Aménager le port fluvial de Pecq, l’idée chemine depuis plusieurs années au Port autonome du Centre de l’ouest (Paco). En 2008, un accord était signé avec la Région wallonne et l’intercommunale Ideta pour que celle-ci aménage la zone. « Ce n’était pas une zone prioritaire pour nous, avoue Olivier Bontems, directeur de l’équipement et des infrastructures chez l’Ideta. Nous avons hérité de ce dossier qui est devenu une priorité car il n’existe pas de zone de transbordement portuaire pour les containers sur notre zone aujourd’hui. Dans l’optique du canal Seine-Nord Europe, c’est une belle opportunité pour la Wallonie picarde. » Reste à résoudre le problème du pont des Trous à Tournai.

Autour d’un terrain de 4,8 hectares consacré à l’activité portuaire proprement dite et au transbordement de containers – zone qui sera gérée par le Paco –, sept hectares de terrain, divisé en quatre parcelles seront destinés à accueillir des entreprises spécialisées dans la logistique.

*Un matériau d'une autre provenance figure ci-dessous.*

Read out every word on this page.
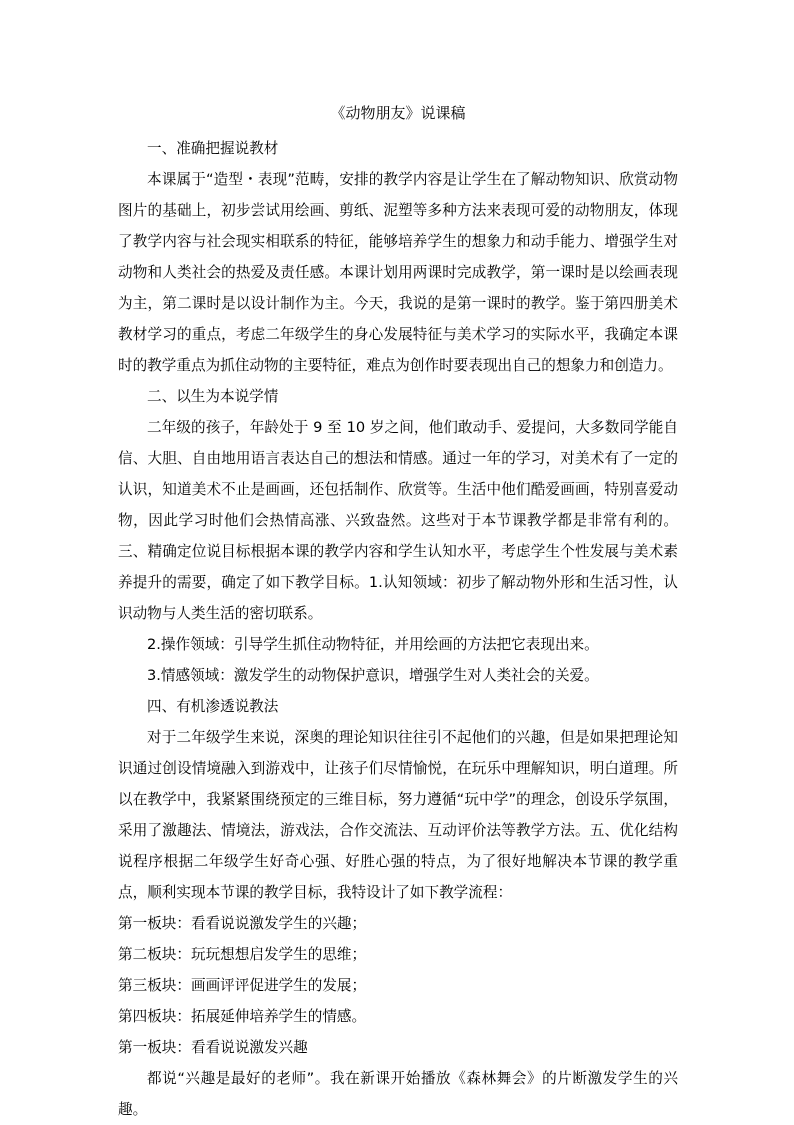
《动物朋友》说课稿

一、准确把握说教材

本课属于“造型・表现”范畴，安排的教学内容是让学生在了解动物知识、欣赏动物图片的基础上，初步尝试用绘画、剪纸、泥塑等多种方法来表现可爱的动物朋友，体现了教学内容与社会现实相联系的特征，能够培养学生的想象力和动手能力、增强学生对动物和人类社会的热爱及责任感。本课计划用两课时完成教学，第一课时是以绘画表现为主，第二课时是以设计制作为主。今天，我说的是第一课时的教学。鉴于第四册美术教材学习的重点，考虑二年级学生的身心发展特征与美术学习的实际水平，我确定本课时的教学重点为抓住动物的主要特征，难点为创作时要表现出自己的想象力和创造力。

二、以生为本说学情

二年级的孩子，年龄处于 9 至 10 岁之间，他们敢动手、爱提问，大多数同学能自信、大胆、自由地用语言表达自己的想法和情感。通过一年的学习，对美术有了一定的认识，知道美术不止是画画，还包括制作、欣赏等。生活中他们酷爱画画，特别喜爱动物，因此学习时他们会热情高涨、兴致盎然。这些对于本节课教学都是非常有利的。三、精确定位说目标根据本课的教学内容和学生认知水平，考虑学生个性发展与美术素养提升的需要，确定了如下教学目标。1.认知领域：初步了解动物外形和生活习性，认识动物与人类生活的密切联系。

2.操作领域：引导学生抓住动物特征，并用绘画的方法把它表现出来。

3.情感领域：激发学生的动物保护意识，增强学生对人类社会的关爱。

四、有机渗透说教法

对于二年级学生来说，深奥的理论知识往往引不起他们的兴趣，但是如果把理论知识通过创设情境融入到游戏中，让孩子们尽情愉悦，在玩乐中理解知识，明白道理。所以在教学中，我紧紧围绕预定的三维目标，努力遵循“玩中学”的理念，创设乐学氛围，采用了激趣法、情境法，游戏法，合作交流法、互动评价法等教学方法。五、优化结构说程序根据二年级学生好奇心强、好胜心强的特点，为了很好地解决本节课的教学重点，顺利实现本节课的教学目标，我特设计了如下教学流程：

第一板块：看看说说激发学生的兴趣；

第二板块：玩玩想想启发学生的思维；

第三板块：画画评评促进学生的发展；

第四板块：拓展延伸培养学生的情感。

第一板块：看看说说激发兴趣

都说“兴趣是最好的老师”。我在新课开始播放《森林舞会》的片断激发学生的兴趣。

Ideta y aménagera une route qui remplacera celle qui longe aujourd’hui l’Escaut. Un budget de sept millions d’euros est prévu pour l’aménagement de cette zone, Ideta investira 20 % de cette somme sur fonds propres.

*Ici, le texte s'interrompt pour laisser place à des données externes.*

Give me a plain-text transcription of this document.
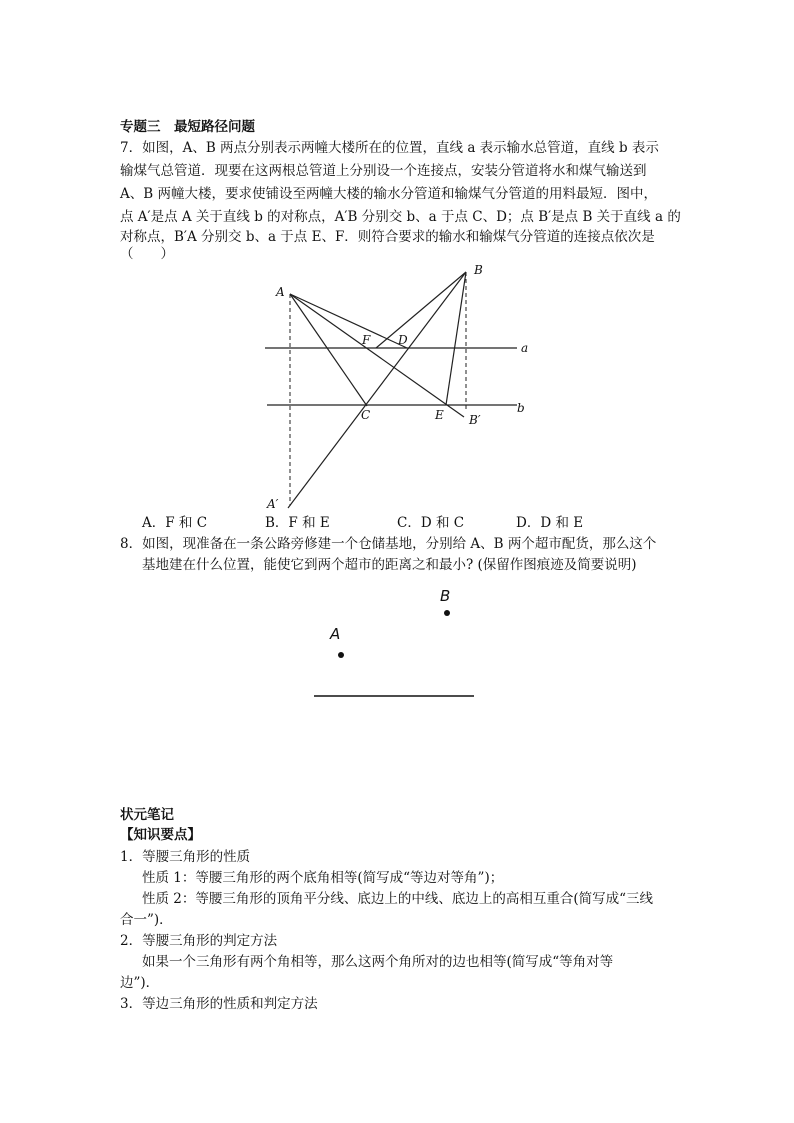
专题三　最短路径问题
7．如图，A、B 两点分别表示两幢大楼所在的位置，直线 a 表示输水总管道，直线 b 表示
输煤气总管道．现要在这两根总管道上分别设一个连接点，安装分管道将水和煤气输送到
A、B 两幢大楼，要求使铺设至两幢大楼的输水分管道和输煤气分管道的用料最短．图中，
点 A′是点 A 关于直线 b 的对称点，A′B 分别交 b、a 于点 C、D；点 B′是点 B 关于直线 a 的
对称点，B′A 分别交 b、a 于点 E、F．则符合要求的输水和输煤气分管道的连接点依次是
（　　）
A
B
F D
a
b
C	E B′
A′
A．F 和 C	B．F 和 E	C．D 和 C	D．D 和 E
8．如图，现准备在一条公路旁修建一个仓储基地，分别给 A、B 两个超市配货，那么这个
基地建在什么位置，能使它到两个超市的距离之和最小? (保留作图痕迹及简要说明)
B
A
状元笔记
【知识要点】
1．等腰三角形的性质
性质 1：等腰三角形的两个底角相等(简写成“等边对等角”)；
性质 2：等腰三角形的顶角平分线、底边上的中线、底边上的高相互重合(简写成“三线
合一”)．
2．等腰三角形的判定方法
如果一个三角形有两个角相等，那么这两个角所对的边也相等(简写成“等角对等
边”)．
3．等边三角形的性质和判定方法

Au carrefour entre la rue du zoning et la nationale 50, un rond-point sera aménagé par le MET. L’ideta prendra à charge 80 % des travaux qui sont évalués à un million d’euros. Le but étant de permettre aux poids lourds de rejoindre plus facilement l’autoroute A17 via la RN50 et la RN511. Les travaux devraient commencer dès le mois de mars 2010.

Le Paco s’est donné comme objectif de transborder 400.000 tonnes d’inertes annuellement sur ses ports de Pecq et de Vaulx. Deux plateformes sont prévues à Pecq pour transborder 22.500 containers par an. Aujourd’hui, le Paco transborde 5,5 millions de tonnes par an et souhaite atteindre 8,5 millions de tonnes d’ici 2010.

Avec ce projet, la trimodalité en matière de transport sera atteinte. En effet, à quelques kilomètres de là, l’intercommunale IEG possède le dryport bimodal qui permet de transporter des containers par trains.